Dark Shadows: Film Review

Johnny Depp. Tim Burton. Helena Bonham Carter.

By now, if you’ve been paying attention for the last decade and a half, you should be used to this trio of offbeat performers who like unusual stories with unique characters bearing unconventional attitudes and motives. They don’t care for the mainstream. In fact, they sneer at it. It just smells bad, you see.

The same is true in their latest film based on the cult TV classic of the 1970s, Dark Shadows. Unfortunately for fans of past Burton-Depp Bonham Carter collaborations, this one refuses to take flight. In fact, for most of the movie, it barely moves at all.

The problem is that the focus is on being eccentric for eccentricity’s sake than for telling an actual story about characters and what makes them tick. We have at the center a 200-year-old vampire named Barnabas Collins (Depp) who is the living embodiment of all things Goth. He is also descended from a well-to-do New England family, since, as we all know, vampires do not occur naturally in the Midwest.

In the 1700s, a young Barnabas falls in love with a woman named Josette (Bella Heathcote) who is driven off a cliff by Angelique, a witch in love with Barnabas who wishes to see her competition wiped out. Barnabas is then turned into a vampire by Angelique and buried away for almost 200 years. This is where the thrill of storytelling ends in the film: the prologue. A shame, really.

A couple of centuries later, Barnabas returns to find his family manor and fortune in tremendous disrepair. He finds his family now consists of a cadre of characters who really don’t care much about anything except their own sense of genetic pride. There is Elizabeth (Michelle Pfeiffer), Roger (Johnny Lee Miller), their children Carolyn and David (both highly disturbed), and Dr. Julia Hoffman (played by Helena Bonham Carter).
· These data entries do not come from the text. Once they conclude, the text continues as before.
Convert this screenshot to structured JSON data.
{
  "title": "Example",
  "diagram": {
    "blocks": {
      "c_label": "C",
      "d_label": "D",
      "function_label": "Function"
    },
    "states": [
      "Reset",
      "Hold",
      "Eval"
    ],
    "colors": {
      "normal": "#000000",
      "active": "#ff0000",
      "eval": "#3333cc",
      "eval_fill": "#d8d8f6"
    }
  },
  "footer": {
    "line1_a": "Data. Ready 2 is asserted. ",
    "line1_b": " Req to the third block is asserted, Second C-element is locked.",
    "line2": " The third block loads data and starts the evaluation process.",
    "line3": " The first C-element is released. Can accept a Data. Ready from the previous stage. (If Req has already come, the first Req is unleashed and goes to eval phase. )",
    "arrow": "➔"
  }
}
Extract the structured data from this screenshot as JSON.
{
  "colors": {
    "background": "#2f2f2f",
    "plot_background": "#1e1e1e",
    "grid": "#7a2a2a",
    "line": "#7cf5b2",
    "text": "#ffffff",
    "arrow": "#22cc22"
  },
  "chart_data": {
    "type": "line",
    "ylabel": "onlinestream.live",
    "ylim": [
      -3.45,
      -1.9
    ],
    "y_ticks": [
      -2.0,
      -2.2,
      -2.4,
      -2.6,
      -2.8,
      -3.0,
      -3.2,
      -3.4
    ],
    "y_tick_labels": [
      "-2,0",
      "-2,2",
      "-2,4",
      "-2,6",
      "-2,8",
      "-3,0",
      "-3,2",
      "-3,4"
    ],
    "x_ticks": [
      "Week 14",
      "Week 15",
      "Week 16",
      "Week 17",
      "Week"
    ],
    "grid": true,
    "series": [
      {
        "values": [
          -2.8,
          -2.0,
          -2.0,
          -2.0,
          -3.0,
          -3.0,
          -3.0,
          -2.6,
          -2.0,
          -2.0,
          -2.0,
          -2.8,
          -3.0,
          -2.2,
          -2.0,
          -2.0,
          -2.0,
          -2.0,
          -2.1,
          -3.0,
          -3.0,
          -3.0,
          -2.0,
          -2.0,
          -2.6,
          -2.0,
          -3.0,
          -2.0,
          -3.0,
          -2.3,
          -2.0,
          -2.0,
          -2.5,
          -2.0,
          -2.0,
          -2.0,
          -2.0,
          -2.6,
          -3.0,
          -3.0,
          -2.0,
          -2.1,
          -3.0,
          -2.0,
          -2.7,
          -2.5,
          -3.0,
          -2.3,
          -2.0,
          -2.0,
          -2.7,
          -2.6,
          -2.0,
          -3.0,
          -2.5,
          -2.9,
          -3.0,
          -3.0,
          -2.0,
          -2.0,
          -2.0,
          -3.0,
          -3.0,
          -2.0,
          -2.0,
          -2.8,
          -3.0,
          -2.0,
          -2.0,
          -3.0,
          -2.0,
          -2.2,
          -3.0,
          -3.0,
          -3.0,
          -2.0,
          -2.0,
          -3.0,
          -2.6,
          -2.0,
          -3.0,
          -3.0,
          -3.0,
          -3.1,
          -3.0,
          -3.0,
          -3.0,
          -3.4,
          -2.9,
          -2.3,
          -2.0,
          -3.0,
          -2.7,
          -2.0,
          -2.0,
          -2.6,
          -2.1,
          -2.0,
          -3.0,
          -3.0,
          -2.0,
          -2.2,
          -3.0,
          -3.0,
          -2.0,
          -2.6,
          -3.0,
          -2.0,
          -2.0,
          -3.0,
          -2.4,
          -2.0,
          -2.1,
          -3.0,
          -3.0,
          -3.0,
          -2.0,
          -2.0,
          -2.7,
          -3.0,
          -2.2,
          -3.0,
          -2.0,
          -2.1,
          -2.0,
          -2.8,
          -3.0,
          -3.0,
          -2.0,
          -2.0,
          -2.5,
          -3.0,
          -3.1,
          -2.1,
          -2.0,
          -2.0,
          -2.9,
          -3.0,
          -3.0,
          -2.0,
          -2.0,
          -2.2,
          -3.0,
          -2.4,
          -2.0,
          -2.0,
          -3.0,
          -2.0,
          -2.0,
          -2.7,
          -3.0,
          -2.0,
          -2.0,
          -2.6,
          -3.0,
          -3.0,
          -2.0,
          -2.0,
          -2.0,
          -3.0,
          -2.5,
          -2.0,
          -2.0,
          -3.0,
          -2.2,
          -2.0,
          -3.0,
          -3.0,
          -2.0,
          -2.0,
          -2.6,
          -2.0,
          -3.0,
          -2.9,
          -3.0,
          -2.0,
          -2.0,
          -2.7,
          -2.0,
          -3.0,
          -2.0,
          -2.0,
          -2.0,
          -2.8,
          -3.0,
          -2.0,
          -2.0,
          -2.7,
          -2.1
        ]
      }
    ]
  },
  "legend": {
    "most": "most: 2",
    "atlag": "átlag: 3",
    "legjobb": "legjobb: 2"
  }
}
In short, Barnabas is on a mission to restore life into a house for the unliving, and this he manages to do quite well. Depp, as is customary in his Burton projects, plays the part with a deft magical touch, but even that cannot save the film from its overall feeling of inadequacy. Despite the fact that every key ingredient is present for success, there is much amiss in Dark Shadows. It exists in a vacuum of time and space . . . and creativity.